A considerable amount of fanfare has greeted the arrival of the Equality Act 2010, with the Daily Mail in the vanguard, splashing its front page with a headline proclaiming the death of the office joke.
All humour is now effectively banned in the workplace, lest it offend one person or group, or in case they are able to take offence on behalf of a relative, friend or someone they know. All journalism aims to provoke an emotional reaction in its readers of course, something this article will signally fail to achieve, since the boring truth is that the Equality Act will make very little difference in practice to the existing law. This is a somewhat shocking disclosure in itself, since lawyers are generally keen to point up the perils and cost of each new piece of legislation, and many powerpoint slides have been consumed in the business of explaining and warning of the changes. Most of this effort has been directed towards teasing out any points of difference, most of which are minor and only of interest to the nerdy employment lawyer.
One such change is the abolition of pre-employment health questionnaires, on the grounds that they discriminate against disabled candidates, who tend not to be called for interview. In fact these questionnaires are still lawful, but in the event of a disability discrimination claim the burden of proof will now switch to the employer to show that the decision was not tainted by discrimination. In practice, this is little different from the present state of the law, and if a candidate with some long-standing health problem (and almost any long-standing health problem generally amounts to a disability for these purposes) applies for a job, discloses their condition and is not selected, the employer is at risk of a claim, and is likely to have the burden of proving their innocence.
The main political aim of the Act, the introduction of a public sector socio-economic duty – effectively to spend money in targeting those in most need – has not been introduced, and no doubt the coalition government could see little difference between spending money in areas of most need and spending money in Labour voting areas.
The other, much-trumpeted aspect has been extra protection for carers, although no such specific rule has been introduced. Instead, the Act simply codifies the existing law, established in the case of Attridge v Coleman, in which Mrs Coleman worked for a law firm (!) who made her working life more difficult after the birth of her disabled son, when she needed more flexibility. She won her claim of disability discrimination even though it was her son, not her, who was disabled. This principle will continue to apply, and may be relied on by those who care for an elderly relative, for example, and therefore need more flexibility at work, but the coalition have promised to extend the right to request flexible working in any event, and the bottom line is that where such requests are made for genuine, family or caring reasons – not just to have a bit of ‘me time’ on a Friday – and where this fits the needs of the business, such requests should be (and generally are) granted. No change there then.

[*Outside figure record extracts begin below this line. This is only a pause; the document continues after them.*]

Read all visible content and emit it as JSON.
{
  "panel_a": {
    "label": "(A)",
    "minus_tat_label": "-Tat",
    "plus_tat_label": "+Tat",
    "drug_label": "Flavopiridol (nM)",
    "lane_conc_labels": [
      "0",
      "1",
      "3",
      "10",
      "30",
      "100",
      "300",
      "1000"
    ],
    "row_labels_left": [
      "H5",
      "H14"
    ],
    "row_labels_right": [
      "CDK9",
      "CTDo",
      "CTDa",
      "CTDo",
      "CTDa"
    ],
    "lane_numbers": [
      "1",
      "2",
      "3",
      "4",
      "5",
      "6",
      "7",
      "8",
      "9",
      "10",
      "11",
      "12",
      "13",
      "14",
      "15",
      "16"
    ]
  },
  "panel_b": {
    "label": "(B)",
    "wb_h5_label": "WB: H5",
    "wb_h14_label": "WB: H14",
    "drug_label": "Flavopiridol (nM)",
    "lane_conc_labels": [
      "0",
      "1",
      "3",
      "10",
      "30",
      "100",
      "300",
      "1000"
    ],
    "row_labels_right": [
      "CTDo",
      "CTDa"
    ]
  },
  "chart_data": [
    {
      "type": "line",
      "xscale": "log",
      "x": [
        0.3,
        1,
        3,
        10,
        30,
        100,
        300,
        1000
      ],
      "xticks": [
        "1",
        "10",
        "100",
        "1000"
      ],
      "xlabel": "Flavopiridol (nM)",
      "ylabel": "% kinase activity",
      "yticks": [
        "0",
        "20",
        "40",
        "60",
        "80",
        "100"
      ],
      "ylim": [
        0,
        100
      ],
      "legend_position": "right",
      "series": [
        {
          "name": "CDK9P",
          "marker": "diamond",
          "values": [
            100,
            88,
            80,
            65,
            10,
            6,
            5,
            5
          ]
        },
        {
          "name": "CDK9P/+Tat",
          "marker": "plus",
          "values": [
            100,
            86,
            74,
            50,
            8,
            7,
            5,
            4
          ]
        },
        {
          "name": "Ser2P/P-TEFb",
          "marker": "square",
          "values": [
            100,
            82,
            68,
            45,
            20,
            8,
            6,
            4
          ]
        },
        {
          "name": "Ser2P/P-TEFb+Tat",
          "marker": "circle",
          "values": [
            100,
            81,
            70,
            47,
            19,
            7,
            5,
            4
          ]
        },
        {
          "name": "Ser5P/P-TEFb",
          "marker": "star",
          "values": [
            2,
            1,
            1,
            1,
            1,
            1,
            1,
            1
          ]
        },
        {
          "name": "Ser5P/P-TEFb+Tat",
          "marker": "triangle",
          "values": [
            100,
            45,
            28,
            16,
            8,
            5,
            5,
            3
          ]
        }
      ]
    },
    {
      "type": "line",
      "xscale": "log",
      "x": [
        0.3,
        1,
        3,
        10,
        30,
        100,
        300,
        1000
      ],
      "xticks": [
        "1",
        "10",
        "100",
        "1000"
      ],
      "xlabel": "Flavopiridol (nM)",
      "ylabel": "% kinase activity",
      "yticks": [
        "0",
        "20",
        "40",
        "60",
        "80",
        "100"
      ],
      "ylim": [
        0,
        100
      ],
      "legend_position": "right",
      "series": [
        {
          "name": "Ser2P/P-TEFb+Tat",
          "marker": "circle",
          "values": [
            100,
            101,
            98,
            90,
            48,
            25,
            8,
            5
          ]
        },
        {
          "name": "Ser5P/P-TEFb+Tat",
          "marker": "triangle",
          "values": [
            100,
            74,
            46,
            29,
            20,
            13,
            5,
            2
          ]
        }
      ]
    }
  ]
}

Another recent case whose reasoning has been incorporated into the Act is English v Sanderson Windows, in which the employee complained about the homophobic banter he received, just because he went to public school and lived in Brighton. Mr English was not gay, you see. Things came to a head when it was reported in the works magazine that he had been at a Gay Pride parade in Brighton wearing a pair of pink, lycra cycling shorts. Mr English resigned and claimed discrimination on grounds of sexual orientation, even though he was not gay, they knew he was not gay, he knew they knew etc. It is possible that the Employment Appeal Tribunal was having an off day. That decision was never appealed, but that was the law as at 2008, and the new Act makes very little difference.

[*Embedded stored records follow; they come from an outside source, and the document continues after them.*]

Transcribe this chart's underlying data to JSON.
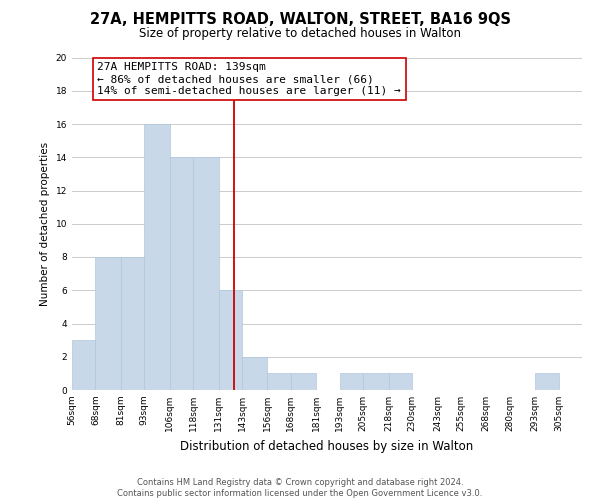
{
  "title": "27A, HEMPITTS ROAD, WALTON, STREET, BA16 9QS",
  "subtitle": "Size of property relative to detached houses in Walton",
  "xlabel": "Distribution of detached houses by size in Walton",
  "ylabel": "Number of detached properties",
  "bin_labels": [
    "56sqm",
    "68sqm",
    "81sqm",
    "93sqm",
    "106sqm",
    "118sqm",
    "131sqm",
    "143sqm",
    "156sqm",
    "168sqm",
    "181sqm",
    "193sqm",
    "205sqm",
    "218sqm",
    "230sqm",
    "243sqm",
    "255sqm",
    "268sqm",
    "280sqm",
    "293sqm",
    "305sqm"
  ],
  "bin_edges": [
    56,
    68,
    81,
    93,
    106,
    118,
    131,
    143,
    156,
    168,
    181,
    193,
    205,
    218,
    230,
    243,
    255,
    268,
    280,
    293,
    305
  ],
  "counts": [
    3,
    8,
    8,
    16,
    14,
    14,
    6,
    2,
    1,
    1,
    0,
    1,
    1,
    1,
    0,
    0,
    0,
    0,
    0,
    1
  ],
  "bar_color": "#c8d8e8",
  "bar_edge_color": "#aec8dc",
  "property_line_x": 139,
  "property_line_color": "#cc0000",
  "annotation_title": "27A HEMPITTS ROAD: 139sqm",
  "annotation_line1": "← 86% of detached houses are smaller (66)",
  "annotation_line2": "14% of semi-detached houses are larger (11) →",
  "annotation_box_color": "#ffffff",
  "annotation_box_edge": "#cc0000",
  "ylim": [
    0,
    20
  ],
  "yticks": [
    0,
    2,
    4,
    6,
    8,
    10,
    12,
    14,
    16,
    18,
    20
  ],
  "footer1": "Contains HM Land Registry data © Crown copyright and database right 2024.",
  "footer2": "Contains public sector information licensed under the Open Government Licence v3.0.",
  "background_color": "#ffffff",
  "grid_color": "#cccccc",
  "title_fontsize": 10.5,
  "subtitle_fontsize": 8.5,
  "xlabel_fontsize": 8.5,
  "ylabel_fontsize": 7.5,
  "tick_fontsize": 6.5,
  "annotation_fontsize": 8.0,
  "footer_fontsize": 6.0
}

Only very anoraky employment lawyers can come up with situations where the Act may change what would have happened anyway. This week, for example, a man lost his claim under the sex discrimination act, who was arguing that he was dismissed because his partner was pregnant, rather like Mrs Coleman and her claim of discrimination by association.

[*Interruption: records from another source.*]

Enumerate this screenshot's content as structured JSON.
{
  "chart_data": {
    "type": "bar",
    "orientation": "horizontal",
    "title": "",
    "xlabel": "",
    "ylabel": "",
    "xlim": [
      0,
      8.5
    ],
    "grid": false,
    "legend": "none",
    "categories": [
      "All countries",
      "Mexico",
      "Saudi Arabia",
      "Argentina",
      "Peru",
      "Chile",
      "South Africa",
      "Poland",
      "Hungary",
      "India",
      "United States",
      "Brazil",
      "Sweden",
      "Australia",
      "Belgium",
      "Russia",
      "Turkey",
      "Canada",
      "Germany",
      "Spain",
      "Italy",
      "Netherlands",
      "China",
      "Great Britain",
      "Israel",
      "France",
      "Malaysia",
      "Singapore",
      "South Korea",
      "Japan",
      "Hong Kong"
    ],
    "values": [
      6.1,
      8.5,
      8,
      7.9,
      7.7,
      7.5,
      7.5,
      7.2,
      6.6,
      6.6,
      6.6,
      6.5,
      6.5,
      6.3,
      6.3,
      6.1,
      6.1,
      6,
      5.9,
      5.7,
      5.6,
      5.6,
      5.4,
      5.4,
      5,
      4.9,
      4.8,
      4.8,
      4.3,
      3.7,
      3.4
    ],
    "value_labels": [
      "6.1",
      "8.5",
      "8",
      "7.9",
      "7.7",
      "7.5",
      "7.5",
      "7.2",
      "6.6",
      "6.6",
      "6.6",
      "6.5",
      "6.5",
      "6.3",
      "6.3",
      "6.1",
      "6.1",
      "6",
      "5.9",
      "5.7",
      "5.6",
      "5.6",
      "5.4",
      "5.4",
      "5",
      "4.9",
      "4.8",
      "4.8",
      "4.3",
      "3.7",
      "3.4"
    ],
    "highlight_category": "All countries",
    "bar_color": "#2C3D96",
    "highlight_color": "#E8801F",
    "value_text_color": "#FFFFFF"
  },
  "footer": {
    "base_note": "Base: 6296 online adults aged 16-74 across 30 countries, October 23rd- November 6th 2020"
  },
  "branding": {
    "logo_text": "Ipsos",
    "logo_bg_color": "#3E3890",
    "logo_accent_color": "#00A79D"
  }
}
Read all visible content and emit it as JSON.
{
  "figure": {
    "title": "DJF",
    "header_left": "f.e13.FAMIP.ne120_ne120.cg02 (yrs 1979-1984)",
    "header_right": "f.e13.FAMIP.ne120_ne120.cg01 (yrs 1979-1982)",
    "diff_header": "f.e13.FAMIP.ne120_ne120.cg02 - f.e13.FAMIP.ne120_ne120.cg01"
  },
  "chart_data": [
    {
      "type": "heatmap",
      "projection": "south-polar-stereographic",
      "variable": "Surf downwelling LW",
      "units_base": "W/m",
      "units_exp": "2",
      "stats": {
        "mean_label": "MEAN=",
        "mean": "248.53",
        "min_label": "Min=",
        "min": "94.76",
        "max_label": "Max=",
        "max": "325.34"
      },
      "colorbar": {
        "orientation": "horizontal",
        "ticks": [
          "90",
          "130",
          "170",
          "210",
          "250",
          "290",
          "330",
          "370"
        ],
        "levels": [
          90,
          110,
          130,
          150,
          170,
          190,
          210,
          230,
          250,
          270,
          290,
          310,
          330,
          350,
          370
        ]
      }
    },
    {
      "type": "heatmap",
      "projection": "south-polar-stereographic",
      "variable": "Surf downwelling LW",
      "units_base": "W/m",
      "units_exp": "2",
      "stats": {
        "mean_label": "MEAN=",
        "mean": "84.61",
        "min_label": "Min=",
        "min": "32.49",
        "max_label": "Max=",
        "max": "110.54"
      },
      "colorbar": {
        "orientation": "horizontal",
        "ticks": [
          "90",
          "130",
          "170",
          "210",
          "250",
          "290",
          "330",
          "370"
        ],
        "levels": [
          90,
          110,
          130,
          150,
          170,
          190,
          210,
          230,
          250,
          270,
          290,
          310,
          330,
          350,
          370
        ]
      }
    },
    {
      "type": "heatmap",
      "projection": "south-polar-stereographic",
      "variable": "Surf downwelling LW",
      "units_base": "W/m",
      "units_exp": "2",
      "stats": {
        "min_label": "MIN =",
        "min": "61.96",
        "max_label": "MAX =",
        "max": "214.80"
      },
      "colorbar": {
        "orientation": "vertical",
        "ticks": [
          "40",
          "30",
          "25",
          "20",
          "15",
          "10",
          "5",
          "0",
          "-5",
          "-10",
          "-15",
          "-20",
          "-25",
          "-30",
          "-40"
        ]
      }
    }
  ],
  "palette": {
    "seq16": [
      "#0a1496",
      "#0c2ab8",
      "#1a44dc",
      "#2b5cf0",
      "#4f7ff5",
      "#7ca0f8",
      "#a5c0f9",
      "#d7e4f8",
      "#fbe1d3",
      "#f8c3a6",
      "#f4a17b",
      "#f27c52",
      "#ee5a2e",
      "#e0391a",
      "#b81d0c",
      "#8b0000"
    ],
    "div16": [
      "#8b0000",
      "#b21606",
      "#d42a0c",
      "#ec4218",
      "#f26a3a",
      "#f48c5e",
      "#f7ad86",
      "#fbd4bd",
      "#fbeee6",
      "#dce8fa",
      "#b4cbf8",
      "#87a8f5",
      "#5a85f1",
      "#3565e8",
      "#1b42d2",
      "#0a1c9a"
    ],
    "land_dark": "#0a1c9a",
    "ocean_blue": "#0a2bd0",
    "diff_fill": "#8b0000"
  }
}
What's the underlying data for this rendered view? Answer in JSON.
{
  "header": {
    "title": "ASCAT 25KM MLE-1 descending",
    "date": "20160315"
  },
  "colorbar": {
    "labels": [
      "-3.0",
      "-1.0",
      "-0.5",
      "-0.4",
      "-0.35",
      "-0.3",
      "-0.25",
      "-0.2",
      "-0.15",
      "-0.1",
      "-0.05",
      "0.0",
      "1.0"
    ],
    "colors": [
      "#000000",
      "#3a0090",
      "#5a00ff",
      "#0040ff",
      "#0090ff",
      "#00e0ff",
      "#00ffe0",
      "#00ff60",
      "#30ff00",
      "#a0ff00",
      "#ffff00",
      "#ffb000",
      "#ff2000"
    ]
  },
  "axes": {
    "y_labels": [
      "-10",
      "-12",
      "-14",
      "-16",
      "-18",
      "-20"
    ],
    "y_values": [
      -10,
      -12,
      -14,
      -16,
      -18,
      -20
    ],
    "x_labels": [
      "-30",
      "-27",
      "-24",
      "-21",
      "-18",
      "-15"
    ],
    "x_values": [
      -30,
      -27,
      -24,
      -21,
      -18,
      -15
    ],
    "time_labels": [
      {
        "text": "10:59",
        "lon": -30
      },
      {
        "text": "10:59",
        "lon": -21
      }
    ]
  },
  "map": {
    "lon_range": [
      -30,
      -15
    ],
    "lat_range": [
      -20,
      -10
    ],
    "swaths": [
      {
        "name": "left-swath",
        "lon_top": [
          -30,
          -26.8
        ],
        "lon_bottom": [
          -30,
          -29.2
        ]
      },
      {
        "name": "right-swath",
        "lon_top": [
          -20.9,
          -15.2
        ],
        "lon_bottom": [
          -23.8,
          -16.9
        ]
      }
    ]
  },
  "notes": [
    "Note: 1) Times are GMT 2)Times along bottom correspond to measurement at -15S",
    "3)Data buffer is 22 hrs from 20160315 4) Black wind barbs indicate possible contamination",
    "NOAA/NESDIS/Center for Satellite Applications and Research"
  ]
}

The Employment Appeal Tribunal looked at the wording of the Sex Discrimination Act, which talks about discrimination against ‘a woman’ on the ground of ‘the woman’s pregnancy’, and decided that this was a step too far. Will this now change? Will there be a rush of men claiming discrimination because they are having a hard time at work when they come in bleary eyed after the midnight bottle feeds? The Appeal Tribunal said that it was “not entirely clear” what the position would be under the new Act, and this could be a very good summary of the whole Act. It is not entirely clear what difference it will make.